Sebelumnya, Juru Bicara Kemlu, Teuku Faizasyah mengatakan pihaknya masih meminta informasi dari KBRI Beijing atas kebenaran berita tersebut.
Rilis Peta Standar China 2023 disebut sebagai upaya Beijing "meningkatkan agresivitasnya" di wilayah Laut China Selatan.
"Jadi ada kemungkinan China akan menggunakan usaha yang lebih keras lagi.
"Kalau kemarin kan coast guard [penjaga laut] China sudah main-main di Laut Natuna Utara, sekarang kalau mereka sudah mengatakan itu sudah kedaulatan, ya jangan heran, misalnya bukan hanya coast guard China yang ada di sana, yang ada adalah PLA Navy-nya [Tentara Angkatan Laut]," jelas Arie.
Arie juga mendorong pemerintah Indonesia untuk mempertimbangkan kerja sama kelautan dengan Vietnam dan Malaysia-negara terdekat Indonesia yang batas lautnya juga bersengketa dengan China.
"Menghadapi China bukan hanya di frontline di Laut Natuna Utara. Tapi bisa juga di bidang lain, entah itu ekonomi, sosial dsb. Karena itu konteks hubungan internasional dan antar negara," katanya.
Sejumlah nelayan Natuna di Kepulauan Riau berbicara kepada BBC News Indonesia bahwa mereka khawatir dengan keberadaan peta baru China.
"Ya jelas, makin tipis kami mau cari ikan di laut. Makin sempit lautan Natuna kalau China ngaku dia punya kan," kata Dedi, seorang Nelayan di Natuna.

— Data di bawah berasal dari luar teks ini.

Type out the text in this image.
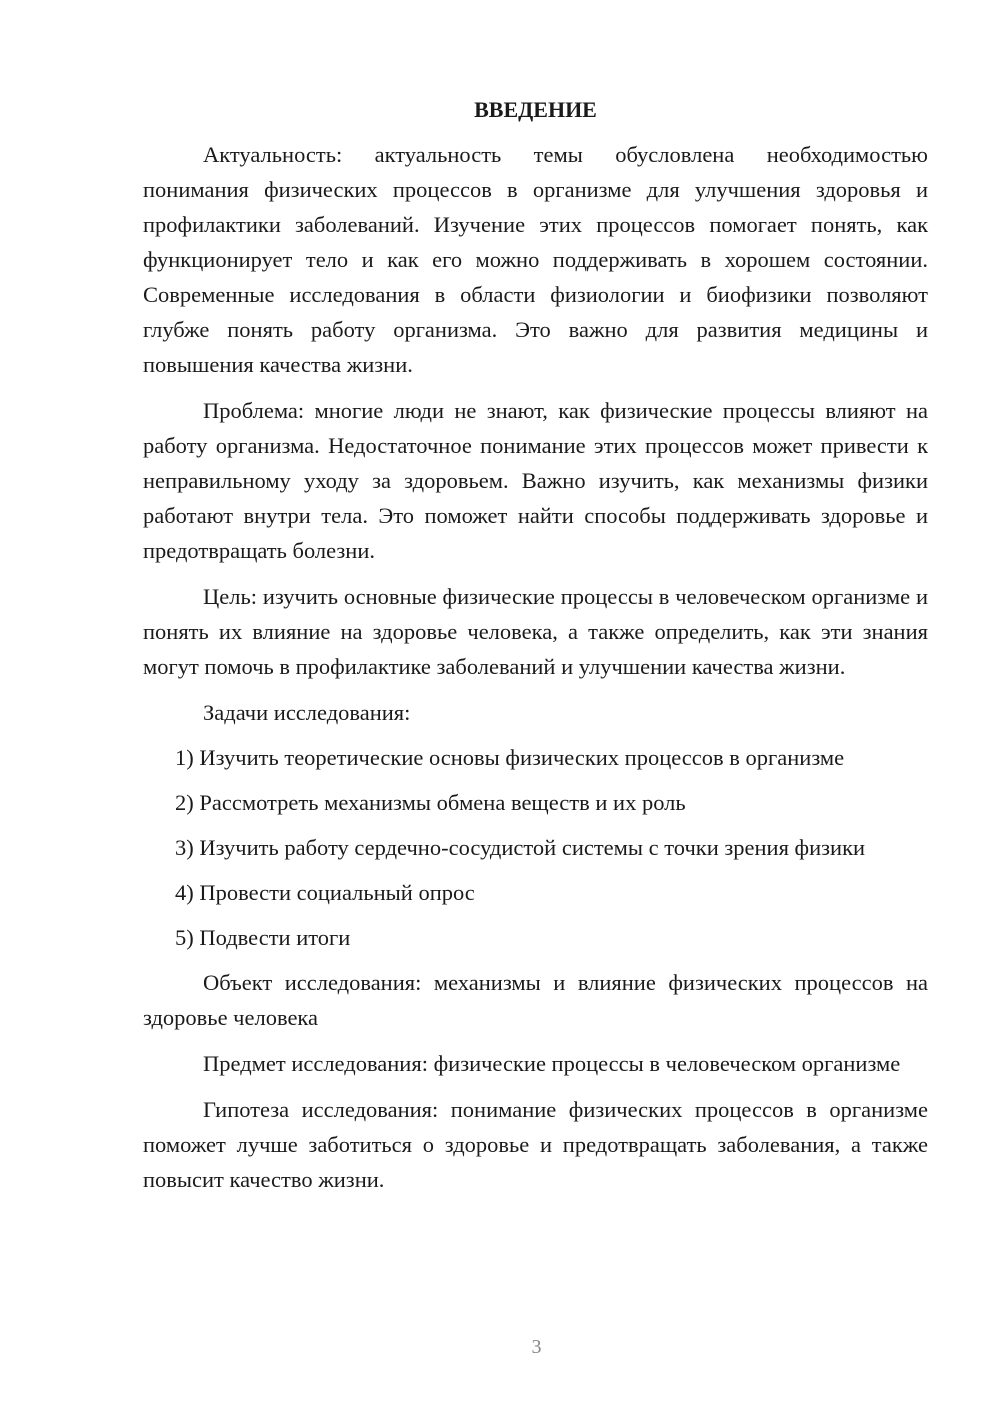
ВВЕДЕНИЕ

Актуальность: актуальность темы обусловлена необходимостью понимания физических процессов в организме для улучшения здоровья и профилактики заболеваний. Изучение этих процессов помогает понять, как функционирует тело и как его можно поддерживать в хорошем состоянии. Современные исследования в области физиологии и биофизики позволяют глубже понять работу организма. Это важно для развития медицины и повышения качества жизни.

Проблема: многие люди не знают, как физические процессы влияют на работу организма. Недостаточное понимание этих процессов может привести к неправильному уходу за здоровьем. Важно изучить, как механизмы физики работают внутри тела. Это поможет найти способы поддерживать здоровье и предотвращать болезни.

Цель: изучить основные физические процессы в человеческом организме и понять их влияние на здоровье человека, а также определить, как эти знания могут помочь в профилактике заболеваний и улучшении качества жизни.

Задачи исследования:

1) Изучить теоретические основы физических процессов в организме

2) Рассмотреть механизмы обмена веществ и их роль

3) Изучить работу сердечно-сосудистой системы с точки зрения физики

4) Провести социальный опрос

5) Подвести итоги

Объект исследования: механизмы и влияние физических процессов на здоровье человека

Предмет исследования: физические процессы в человеческом организме

Гипотеза исследования: понимание физических процессов в организме поможет лучше заботиться о здоровье и предотвращать заболевания, а также повысит качество жизни.

3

Dedi mengaku kerap menemui kapal patroli China yang masuk di wilayah Laut Natuna Utara. "Satu bulan dua kali setiap melaut," katanya
"Patroli beberapa kali kita di manuver. Kalau jumpa dia itu, dia manuver terus. Takut-takuti nelayan," tambah Dedi.
Ketua Aliansi Nelayan Natuna, Hendri juga mengkhawatirkan daerah tangkapan ikan nelayan semakin sempit. "Ini kerugian bagi bangsa kita, khususnya bagi nelayan-nelayan Natuna yang menangkap di Natuna utara," katanya.
Baik Hendri dan Dedi berharap pemerintah segera mengambil sikap atas situasi ini.
"Pengakuan Kedaulatan Negara tidak bisa sepihak, harus melalui PBB. Pemerintah harus berjuang all out... harus berjuang mati-matian," kata Hendri. (*)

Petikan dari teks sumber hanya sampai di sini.